We recommend mats be used to provide some cushion on the floor in case the bottom needs to come down quickly. Make sure the mats do not cause a tripping hazard for the Top.
It is recommended that bottoms do not attempt suspensions until they have sufficient experience being tied, so that they are acutely aware of their bodies, their limits, and when and how to speak up, without hesitation. Active bottoming is an acquired skill and one that takes time to learn through experience and education.
We also recommend everyone have a safety plan and be aware of their own risk profile for any tie, but this becomes even more relevant with suspensions.
We recommend that Tops be able to answer these questions:
- How am I going to keep my bottom’s head from hitting the ground?
- Where is my cutting tool?
- What will I do if my bottom passes out?
- At each step of the tie, ask yourself, if the bottom calls the tie (RED, stop, done) right now, what is the safest way to get the bottom down to the ground?
- What are the signals that your bottom is in distress?
- If you are trying something new, what is the worst thing that can go wrong if it goes completely wrong? Can you live with the results?
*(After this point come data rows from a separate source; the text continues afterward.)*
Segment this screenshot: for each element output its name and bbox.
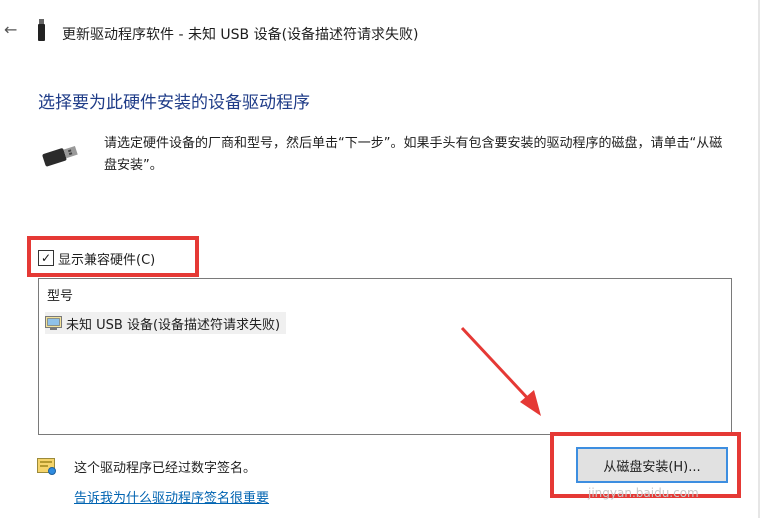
page-heading: 选择要为此硬件安装的设备驱动程序 [38,93,310,113]
usb-plug-icon [42,145,78,167]
list-item[interactable]: 未知 USB 设备(设备描述符请求失败) [45,312,287,334]
digital-signature-status: 这个驱动程序已经过数字签名。 [74,461,257,476]
instructions-text: 请选定硬件设备的厂商和型号，然后单击“下一步”。如果手头有包含要安装的驱动程序的… [104,136,723,173]
have-disk-button[interactable]: 从磁盘安装(H)... [576,447,728,483]
usb-device-icon [38,19,45,41]
title-bar: ← 更新驱动程序软件 - 未知 USB 设备(设备描述符请求失败) [0,0,760,64]
device-icon [45,316,62,330]
model-listbox[interactable]: 型号 未知 USB 设备(设备描述符请求失败) [38,278,732,435]
watermark-text: jingyan.baidu.com [588,486,699,500]
list-header-model: 型号 [47,289,74,304]
back-arrow-icon[interactable]: ← [4,20,17,39]
certificate-icon [37,458,56,475]
show-compatible-hardware-checkbox[interactable]: ✓ 显示兼容硬件(C) [38,247,155,269]
checkbox-box[interactable]: ✓ [38,250,54,266]
checkmark-icon: ✓ [40,251,52,265]
why-signing-matters-link[interactable]: 告诉我为什么驱动程序签名很重要 [74,487,269,506]
window-title: 更新驱动程序软件 - 未知 USB 设备(设备描述符请求失败) [62,27,419,43]
list-item-label: 未知 USB 设备(设备描述符请求失败) [66,317,281,333]
checkbox-label[interactable]: 显示兼容硬件(C) [58,249,155,268]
- Am I proficient in anatomy to understand where rope should and shouldn’t be on the bottom?
- Have I negotiated for a spotter or two for this tie?
And we recommend both Tops and bottoms answer these questions:
- Am I hydrated?
- When did I last eat?
- Am I in the headspace to tie/be tied today?
- Did I get enough sleep/rest in the last few days?
- Have I been sick recently?
- Do I need to use the restroom?
- Am I physically and emotionally ready to tie/be tied?
If you have questions about any of these rules or recommendations, please ask SirKnottyDan in advance.
All Tied Up leadership reserves the right to interrupt any tie at any time to check-in with the Top/bottom if there is a perceived concern.
The RP&I in San Diego occurs every 1st Wednesday of the month, and the RP&I in Carlsbad occurs every 2nd Tuesday of the month. Sometimes events need to be rescheduled due to SirKnottyDan's travel schedule, so please double check the event description!